Tudo começa quando o despertador toca as 6:27 da manhã.
Crianças acordam, apenas acordam. Adultos não. Adultos controlam o tempo.
Adultos acordam as 6:27. E como se não bastasse, as 6:43, já sabem se vai chover na França, que teve terremoto de escala 3,2 na China, que aumentou o preço da gasolina e o que vai acontecer no próximo capítulo da novela.
Acha pouco! Das 6:43 as 6:57, enquanto você está tentando dar seu primeiro passo e articular seu primeiro gugu-dadá, os adulto já andaram pela casa inteira doze vezes, produziram palavras suficientes para cantar todas as músicas do Roberto Carlos, fritaram ovos, lhe deram mamadeira, vestiram e desvestiram suas roupas três vezes, escovaram os dentes, passaram fio dental, mijaram em pé.
E mais incrível!
Amarram o cadarço do sapato sem precisar fazer orelhinhas de coelho.
E o que você fez? Você babou. E nem foi baba voluntária.
Diante sua total incompetência e vendo os adultos fazerem tudo isso, com tanta certeza, rapidez e precisão, qual é sua conclusão?
Os adultos sabem o que estão fazendo.
É inevitável que você pense assim. Um ser que acorda exatamente as 6:27 da manhã, só pode saber o que está fazendo.
Um ser que usa garfo e faca, que bebe leite no copo, e que sabe a cotação diária do dólar, com certeza absoluta sabe o significado da sua existência.
Este é seu primeiro e recorrente equívoco existencial.
É este equivoco que lhe convence a atravessar toda a tediosa e desagradável burocracia que o leva ao diploma de adulto.
Infinitas horas de caligrafia, tabuada e absorção de conhecimentos que vão muito além de garfo e faca. Tortura primária, média, fundamental, superior e pós-graduada.
É uma missão impossível. Mas se você, por um milagre, consegue chegar vivo ao morro do calvário, daí você tem uma iluminação:
Adultos, eu lhes perdoo, vocês não sabem o que fazem.
Seu equívoco fica evidente quando você se dá conta que é um adulto, registrado, carimbado, avaliado, mas não sabe o que está fazendo.

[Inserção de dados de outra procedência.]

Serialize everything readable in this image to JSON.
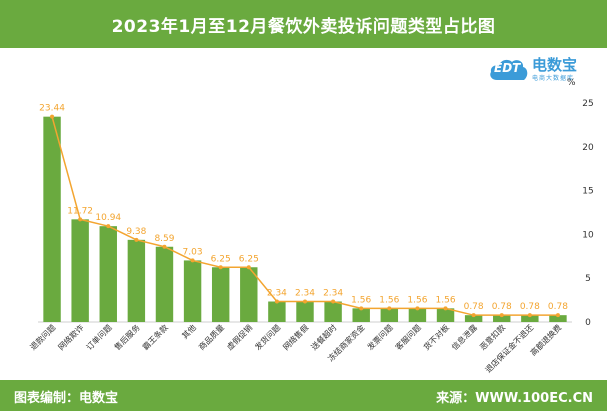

E se sua iluminação é profunda, se é capaz de transcender tudo que você decorou para passar no vestibular, se é capaz de transcender todo catecismo, se é capaz de transcender toda ciência, se é capaz de transcender até René Descartes, então, você imediatamente entende que ninguém sabe o que está fazendo.
E quando digo ninguém, é ninguém mesmo. Nem o papa, nem o presidente, nem anjos, nem os arcanjos, nem mesmo deus.
Você entende que todos estão apenas fazendo. Até porque, não tem outra coisa para fazer, senão fazer alguma coisa.
A única diferença é que uns estão fazendo o que querem, enquanto outros estão fazendo o que não querem.
Uns estão inventando impossibilidades, enquanto outros estão realizando o impossível.
Uns estão fazendo o que foram ensinados a fazer, enquanto outros estão fazendo o que se ensinaram a fazer.
Uns estão brigando com os outros, se obrigando e obrigando todos serem iguais, outros estão desfrutando uns aos outros, curtindo as diferenças complementares.
Uns são deus acreditando que deus sabe o que está fazendo, outros são deus se deuscobrindo.